My brief encounter with Mr. Donohue

Some years ago, I had my first – and last – on air encounter with William Donohue (who responds here to an NCR column), then not quite as well known as now. It was for a version of Chris Matthews’ Hardball, a show I rarely watched. My vantage point was the darkened studio of a local public television station in Kansas City, Mo., where I sat, plugged in only by an earphone as the show got underway.

My recollection is that for most of the next 20 minutes Mr. Donohue screamed. I had never quite met anyone like him. He shouted incessantly -- non sequiturs, insults, bromides, broadsides, a veritable firehose of mischaracterizations and conclusions all delivered at a decibel level that would have been outlawed in any other industry.

I must say I went home somewhat marveling at the man’s capability for delivering so little at such great volume.

A short time later another of those screaming shows, the now-defunct Crossfire, invited me on to discuss some other topic of Catholic interest. I was smart enough this time to ask the name of the other person invited. When they told me it was Donohue, I said, “No thanks.”

“Why?” I was asked.

Because, I replied, I don’t associate in real life with people who scream endlessly and without cause or purpose other than to drown out anyone else’s thoughts. I certainly wasn't going to subject myself to that on television before millions.

I thought that had fairly ended my rather brief career as pundit.

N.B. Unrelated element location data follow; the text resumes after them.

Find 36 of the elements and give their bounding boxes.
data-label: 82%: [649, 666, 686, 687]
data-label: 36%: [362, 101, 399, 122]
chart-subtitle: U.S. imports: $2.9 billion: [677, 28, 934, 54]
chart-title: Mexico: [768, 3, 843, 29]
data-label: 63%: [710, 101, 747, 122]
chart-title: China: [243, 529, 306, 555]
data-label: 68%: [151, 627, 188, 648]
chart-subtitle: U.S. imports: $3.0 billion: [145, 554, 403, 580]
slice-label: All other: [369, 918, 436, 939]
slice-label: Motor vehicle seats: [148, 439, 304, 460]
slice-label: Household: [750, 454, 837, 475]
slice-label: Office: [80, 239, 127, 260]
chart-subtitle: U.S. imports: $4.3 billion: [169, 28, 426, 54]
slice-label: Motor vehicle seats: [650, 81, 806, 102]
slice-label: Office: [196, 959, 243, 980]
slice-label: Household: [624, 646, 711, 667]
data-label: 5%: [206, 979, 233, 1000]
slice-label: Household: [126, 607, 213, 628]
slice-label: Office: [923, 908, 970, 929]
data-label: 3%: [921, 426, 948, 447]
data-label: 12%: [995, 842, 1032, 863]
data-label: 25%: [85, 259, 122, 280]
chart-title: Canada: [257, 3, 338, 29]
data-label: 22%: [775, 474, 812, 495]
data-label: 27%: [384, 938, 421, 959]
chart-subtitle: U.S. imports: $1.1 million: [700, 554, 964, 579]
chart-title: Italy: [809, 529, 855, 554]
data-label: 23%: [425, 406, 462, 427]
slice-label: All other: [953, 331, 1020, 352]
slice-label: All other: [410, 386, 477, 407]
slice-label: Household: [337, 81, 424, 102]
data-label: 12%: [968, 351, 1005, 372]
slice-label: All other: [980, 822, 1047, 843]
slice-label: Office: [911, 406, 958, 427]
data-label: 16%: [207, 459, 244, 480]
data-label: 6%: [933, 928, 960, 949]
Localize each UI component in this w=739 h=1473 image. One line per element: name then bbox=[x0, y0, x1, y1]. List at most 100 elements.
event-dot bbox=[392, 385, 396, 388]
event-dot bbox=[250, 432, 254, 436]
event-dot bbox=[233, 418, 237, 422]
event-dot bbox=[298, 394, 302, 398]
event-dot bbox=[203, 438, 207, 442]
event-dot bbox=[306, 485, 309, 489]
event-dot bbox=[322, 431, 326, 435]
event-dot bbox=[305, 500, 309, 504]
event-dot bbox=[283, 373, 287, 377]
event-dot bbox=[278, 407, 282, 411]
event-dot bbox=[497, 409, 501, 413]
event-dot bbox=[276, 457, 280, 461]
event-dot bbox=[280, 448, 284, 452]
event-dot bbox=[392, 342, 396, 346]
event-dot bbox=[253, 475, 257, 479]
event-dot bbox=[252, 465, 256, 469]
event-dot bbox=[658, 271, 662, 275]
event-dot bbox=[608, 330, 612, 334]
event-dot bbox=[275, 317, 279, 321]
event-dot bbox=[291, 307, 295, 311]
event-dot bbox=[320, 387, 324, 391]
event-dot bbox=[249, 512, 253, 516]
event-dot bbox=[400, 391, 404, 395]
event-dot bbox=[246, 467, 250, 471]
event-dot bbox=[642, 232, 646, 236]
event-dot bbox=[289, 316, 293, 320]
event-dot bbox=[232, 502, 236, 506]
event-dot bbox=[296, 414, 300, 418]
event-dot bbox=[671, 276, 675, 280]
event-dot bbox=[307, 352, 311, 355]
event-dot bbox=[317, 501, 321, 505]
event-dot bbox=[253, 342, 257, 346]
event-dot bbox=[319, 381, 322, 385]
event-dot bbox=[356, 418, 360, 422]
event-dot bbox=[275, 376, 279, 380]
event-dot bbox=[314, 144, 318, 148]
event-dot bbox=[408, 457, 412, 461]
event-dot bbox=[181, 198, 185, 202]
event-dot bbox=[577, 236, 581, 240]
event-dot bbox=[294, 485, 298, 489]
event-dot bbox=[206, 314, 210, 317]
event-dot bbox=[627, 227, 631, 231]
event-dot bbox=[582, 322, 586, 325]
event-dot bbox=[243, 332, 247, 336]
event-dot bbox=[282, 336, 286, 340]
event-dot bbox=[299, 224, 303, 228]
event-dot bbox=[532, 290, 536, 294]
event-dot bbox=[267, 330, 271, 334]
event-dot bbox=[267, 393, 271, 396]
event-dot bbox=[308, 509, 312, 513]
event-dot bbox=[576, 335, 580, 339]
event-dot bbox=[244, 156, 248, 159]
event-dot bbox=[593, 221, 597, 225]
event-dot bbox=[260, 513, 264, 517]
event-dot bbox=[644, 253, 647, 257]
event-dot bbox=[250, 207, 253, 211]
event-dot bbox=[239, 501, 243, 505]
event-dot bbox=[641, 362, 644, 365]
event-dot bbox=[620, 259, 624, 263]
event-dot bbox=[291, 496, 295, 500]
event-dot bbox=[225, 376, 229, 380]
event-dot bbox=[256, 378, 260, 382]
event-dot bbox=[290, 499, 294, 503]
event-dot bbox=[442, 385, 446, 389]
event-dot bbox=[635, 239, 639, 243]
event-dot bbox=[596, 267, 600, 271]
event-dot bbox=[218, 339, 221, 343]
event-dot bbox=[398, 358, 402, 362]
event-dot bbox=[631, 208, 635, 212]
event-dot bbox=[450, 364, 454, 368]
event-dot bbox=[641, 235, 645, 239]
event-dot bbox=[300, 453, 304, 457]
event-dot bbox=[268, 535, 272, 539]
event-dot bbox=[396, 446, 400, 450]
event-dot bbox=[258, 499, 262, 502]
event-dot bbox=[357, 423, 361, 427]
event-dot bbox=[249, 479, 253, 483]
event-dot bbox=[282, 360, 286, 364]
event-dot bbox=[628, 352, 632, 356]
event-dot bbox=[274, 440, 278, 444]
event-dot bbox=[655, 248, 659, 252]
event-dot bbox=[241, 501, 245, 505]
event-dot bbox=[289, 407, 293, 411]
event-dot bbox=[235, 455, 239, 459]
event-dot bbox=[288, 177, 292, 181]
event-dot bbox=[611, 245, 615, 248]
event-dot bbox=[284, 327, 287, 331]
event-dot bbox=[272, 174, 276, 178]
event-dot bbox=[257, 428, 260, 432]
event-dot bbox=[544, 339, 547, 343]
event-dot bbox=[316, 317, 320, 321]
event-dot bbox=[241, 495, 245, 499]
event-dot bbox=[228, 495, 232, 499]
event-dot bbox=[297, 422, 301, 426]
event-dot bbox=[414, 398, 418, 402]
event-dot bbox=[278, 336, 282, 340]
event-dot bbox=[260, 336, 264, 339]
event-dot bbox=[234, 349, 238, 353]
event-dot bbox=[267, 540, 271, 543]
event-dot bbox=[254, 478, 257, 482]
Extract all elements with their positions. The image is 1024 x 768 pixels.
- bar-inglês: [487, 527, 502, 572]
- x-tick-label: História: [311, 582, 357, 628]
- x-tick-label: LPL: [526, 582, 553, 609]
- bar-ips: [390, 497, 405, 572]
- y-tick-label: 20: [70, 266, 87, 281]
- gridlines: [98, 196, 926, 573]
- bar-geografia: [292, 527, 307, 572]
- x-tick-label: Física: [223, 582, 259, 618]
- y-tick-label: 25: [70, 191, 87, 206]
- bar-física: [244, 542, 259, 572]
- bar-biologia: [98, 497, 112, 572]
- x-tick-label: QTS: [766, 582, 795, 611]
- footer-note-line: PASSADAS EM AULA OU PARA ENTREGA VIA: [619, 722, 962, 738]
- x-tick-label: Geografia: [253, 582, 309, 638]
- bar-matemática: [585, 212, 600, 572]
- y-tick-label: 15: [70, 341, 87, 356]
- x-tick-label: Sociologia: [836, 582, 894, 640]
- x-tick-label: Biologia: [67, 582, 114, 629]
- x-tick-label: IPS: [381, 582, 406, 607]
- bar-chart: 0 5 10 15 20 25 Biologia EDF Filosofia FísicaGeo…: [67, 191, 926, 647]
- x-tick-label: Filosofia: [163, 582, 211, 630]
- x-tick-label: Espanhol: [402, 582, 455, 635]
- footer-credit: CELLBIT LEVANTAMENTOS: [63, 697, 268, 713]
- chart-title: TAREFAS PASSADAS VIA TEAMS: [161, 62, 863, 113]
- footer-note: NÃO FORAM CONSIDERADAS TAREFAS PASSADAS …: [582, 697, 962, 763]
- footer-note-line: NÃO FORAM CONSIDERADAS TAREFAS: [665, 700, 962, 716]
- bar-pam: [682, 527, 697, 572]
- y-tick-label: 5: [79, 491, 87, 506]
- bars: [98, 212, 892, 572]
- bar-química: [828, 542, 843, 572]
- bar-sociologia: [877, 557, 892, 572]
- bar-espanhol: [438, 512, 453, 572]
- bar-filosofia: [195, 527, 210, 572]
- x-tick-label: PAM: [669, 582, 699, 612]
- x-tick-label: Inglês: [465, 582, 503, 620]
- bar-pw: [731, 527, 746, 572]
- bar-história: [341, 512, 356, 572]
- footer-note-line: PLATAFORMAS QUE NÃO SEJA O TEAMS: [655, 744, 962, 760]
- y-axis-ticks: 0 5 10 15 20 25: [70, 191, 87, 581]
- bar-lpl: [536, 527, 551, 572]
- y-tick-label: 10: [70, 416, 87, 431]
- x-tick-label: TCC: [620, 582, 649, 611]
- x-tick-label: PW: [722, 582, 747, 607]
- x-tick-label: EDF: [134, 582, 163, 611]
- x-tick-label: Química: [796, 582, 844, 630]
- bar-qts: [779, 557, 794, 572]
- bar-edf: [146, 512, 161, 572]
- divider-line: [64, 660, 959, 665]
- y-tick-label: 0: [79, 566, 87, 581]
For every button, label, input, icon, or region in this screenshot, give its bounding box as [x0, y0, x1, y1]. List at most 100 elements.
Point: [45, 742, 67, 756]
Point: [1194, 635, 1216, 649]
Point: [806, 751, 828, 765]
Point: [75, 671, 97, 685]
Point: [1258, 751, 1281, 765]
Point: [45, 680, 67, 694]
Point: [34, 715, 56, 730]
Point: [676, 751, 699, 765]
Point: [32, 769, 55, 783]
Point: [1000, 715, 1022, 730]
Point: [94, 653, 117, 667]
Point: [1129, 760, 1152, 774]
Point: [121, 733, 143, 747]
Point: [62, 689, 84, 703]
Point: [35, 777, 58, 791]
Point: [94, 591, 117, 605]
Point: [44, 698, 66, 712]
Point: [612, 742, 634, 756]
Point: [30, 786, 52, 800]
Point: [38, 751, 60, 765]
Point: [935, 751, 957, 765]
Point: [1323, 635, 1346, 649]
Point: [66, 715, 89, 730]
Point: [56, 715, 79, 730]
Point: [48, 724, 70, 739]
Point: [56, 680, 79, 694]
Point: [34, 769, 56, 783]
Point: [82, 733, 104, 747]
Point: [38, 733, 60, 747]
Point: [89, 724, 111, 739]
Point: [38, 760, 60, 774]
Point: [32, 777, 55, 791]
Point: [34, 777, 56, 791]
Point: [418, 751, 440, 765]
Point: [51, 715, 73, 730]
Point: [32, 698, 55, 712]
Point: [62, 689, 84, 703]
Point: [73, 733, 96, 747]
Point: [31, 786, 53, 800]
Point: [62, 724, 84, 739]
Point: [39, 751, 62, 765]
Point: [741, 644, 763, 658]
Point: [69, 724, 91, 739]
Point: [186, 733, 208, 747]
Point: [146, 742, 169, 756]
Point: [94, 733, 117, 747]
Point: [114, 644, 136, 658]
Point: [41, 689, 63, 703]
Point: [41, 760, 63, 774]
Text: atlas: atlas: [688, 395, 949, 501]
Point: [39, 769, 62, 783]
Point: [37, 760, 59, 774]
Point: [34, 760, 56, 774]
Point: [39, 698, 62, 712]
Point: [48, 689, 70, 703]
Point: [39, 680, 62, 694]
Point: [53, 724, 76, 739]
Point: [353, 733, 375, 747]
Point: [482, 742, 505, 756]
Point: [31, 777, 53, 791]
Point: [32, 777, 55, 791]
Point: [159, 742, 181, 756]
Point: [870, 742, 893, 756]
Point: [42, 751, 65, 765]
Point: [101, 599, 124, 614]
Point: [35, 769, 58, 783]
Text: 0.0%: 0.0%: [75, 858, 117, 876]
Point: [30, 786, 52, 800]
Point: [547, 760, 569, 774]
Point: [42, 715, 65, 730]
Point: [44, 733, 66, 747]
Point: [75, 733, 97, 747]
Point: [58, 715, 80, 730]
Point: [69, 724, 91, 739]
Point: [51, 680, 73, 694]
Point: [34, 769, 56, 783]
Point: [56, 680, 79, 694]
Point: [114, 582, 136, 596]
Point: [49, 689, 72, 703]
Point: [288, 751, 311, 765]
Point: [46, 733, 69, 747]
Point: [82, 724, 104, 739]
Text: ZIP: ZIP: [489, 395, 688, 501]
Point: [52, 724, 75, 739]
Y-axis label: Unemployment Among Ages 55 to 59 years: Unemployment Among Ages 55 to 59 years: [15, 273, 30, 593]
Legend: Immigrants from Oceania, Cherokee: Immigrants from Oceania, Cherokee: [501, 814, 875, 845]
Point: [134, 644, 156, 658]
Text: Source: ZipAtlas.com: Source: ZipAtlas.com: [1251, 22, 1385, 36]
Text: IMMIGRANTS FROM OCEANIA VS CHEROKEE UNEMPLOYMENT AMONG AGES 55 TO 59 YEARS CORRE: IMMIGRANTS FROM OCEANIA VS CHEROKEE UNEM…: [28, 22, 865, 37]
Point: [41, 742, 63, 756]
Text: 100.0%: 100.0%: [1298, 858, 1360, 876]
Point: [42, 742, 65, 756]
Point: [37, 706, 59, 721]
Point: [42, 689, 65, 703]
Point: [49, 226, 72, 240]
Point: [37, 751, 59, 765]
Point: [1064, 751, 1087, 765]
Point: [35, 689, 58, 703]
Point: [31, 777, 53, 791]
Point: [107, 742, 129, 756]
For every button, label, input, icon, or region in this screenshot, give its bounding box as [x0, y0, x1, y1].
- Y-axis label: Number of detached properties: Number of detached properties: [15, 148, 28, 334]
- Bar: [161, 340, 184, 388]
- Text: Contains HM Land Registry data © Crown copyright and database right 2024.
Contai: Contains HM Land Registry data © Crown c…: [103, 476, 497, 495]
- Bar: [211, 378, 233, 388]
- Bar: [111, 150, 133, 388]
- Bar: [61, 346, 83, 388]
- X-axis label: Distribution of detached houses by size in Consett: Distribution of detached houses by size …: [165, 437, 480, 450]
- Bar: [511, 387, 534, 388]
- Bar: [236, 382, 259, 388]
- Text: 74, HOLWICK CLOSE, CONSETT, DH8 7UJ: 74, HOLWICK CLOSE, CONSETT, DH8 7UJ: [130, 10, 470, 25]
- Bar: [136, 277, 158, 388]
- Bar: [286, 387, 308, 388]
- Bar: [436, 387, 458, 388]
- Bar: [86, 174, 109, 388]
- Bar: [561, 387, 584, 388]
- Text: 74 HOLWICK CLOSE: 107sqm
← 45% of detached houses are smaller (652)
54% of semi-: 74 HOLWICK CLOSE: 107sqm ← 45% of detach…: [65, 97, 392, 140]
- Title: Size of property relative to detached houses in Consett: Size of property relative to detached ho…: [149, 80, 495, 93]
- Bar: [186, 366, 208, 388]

The show called back a few minutes later asking if I’d reconsider if it were another guest. I said I would.

When they came up with former Vatican Ambassador Raymond Flynn of Boston, I said yes.

And we had a rather civil conversation, agreeing on some points, disagreeing on others. And no one shouted, not even when taunted frequently by the show’s liberal and conservative bulldogs.

I still consider that moment my singular contribution to TV civility and polite public discussion among Catholics.